The 2004 movie Crash is one of my favorite films. It's innovative take on race relations slamming head on was mind bending and also, to me, numbing.
While I am not going to discuss how diverse groups of people get along (or not) here, I am simply co-opting the word "Crash" to describe how I feel after semi-launching my book and working too many hours on projects on my endless 'to-do' list. Numb and in pain.
As someone with Lupus, fibromyalgia, and a host of life-long side effects from aggressive chemotherapy and other tests and treatments for cancer (in remission), my physical body still crashes every now and then; particularly if I do too much in a short period of time. *Sigh.*
It is not my nature to sit still. I love being busy. I just have to drag my body along sometimes and it's tiring and frustrating. Pity party ends at midnight tonight - no excuses. Promise!
A family member recently became close to complete paralysis due to a fall. He faces at least a year of dragging his body around until he reaches his 'new normal.' I deeply feel his pain as well as his resilience. He will get better because he wants to. It will take time and hard, tiring work.
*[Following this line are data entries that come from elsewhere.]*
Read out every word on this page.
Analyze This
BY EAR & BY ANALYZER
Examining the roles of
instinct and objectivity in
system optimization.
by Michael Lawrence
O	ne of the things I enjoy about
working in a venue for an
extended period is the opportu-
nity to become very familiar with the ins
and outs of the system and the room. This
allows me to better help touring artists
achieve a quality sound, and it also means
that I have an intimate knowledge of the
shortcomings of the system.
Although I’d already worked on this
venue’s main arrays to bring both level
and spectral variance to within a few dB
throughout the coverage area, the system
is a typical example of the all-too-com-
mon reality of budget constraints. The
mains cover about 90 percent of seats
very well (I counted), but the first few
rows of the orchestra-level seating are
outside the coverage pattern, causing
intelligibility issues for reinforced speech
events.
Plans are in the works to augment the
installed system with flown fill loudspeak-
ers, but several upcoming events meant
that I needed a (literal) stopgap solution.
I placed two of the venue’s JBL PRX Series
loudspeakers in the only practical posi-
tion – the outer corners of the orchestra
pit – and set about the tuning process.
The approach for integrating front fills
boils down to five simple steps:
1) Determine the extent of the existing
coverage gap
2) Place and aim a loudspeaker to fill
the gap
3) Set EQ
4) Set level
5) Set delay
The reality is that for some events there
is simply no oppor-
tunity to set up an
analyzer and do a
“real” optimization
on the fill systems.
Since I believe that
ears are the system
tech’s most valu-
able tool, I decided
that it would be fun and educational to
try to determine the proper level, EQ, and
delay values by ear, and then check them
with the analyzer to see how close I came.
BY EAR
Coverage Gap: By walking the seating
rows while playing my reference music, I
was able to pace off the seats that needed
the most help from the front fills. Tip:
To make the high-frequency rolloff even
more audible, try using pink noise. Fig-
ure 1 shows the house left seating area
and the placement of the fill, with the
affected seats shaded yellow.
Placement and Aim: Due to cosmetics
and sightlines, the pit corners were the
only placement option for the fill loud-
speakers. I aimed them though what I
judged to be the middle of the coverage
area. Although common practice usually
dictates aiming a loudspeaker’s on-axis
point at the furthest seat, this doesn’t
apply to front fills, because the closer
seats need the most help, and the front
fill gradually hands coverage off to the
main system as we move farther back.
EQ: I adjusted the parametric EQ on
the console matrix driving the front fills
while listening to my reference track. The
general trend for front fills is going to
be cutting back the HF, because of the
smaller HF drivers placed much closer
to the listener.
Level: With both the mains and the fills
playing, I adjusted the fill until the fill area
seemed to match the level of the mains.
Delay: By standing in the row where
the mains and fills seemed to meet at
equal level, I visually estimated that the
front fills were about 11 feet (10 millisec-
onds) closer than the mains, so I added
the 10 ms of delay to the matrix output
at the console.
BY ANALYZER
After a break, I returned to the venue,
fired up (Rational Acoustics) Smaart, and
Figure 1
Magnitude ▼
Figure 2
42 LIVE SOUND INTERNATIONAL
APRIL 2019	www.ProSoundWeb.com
Motivation is a funny thing. It propels us and, yet, sometimes eludes those of us with chronic illness, particularly of the auto-immune kind. We can never quite understand why our own bodies' chemistry turns against us. I am grateful that this is a prime area of medical study these days, according to my doctors who continue to surprise me with what they are learning and how they are changing treatments for a myriad of diseases.
So 'rah rah' for the immune system today! I will get a shower, eat healthy food and carry on with an important day where I must focus on my son. He is today's priority and the rest of the 'to-do' list will just have to wait.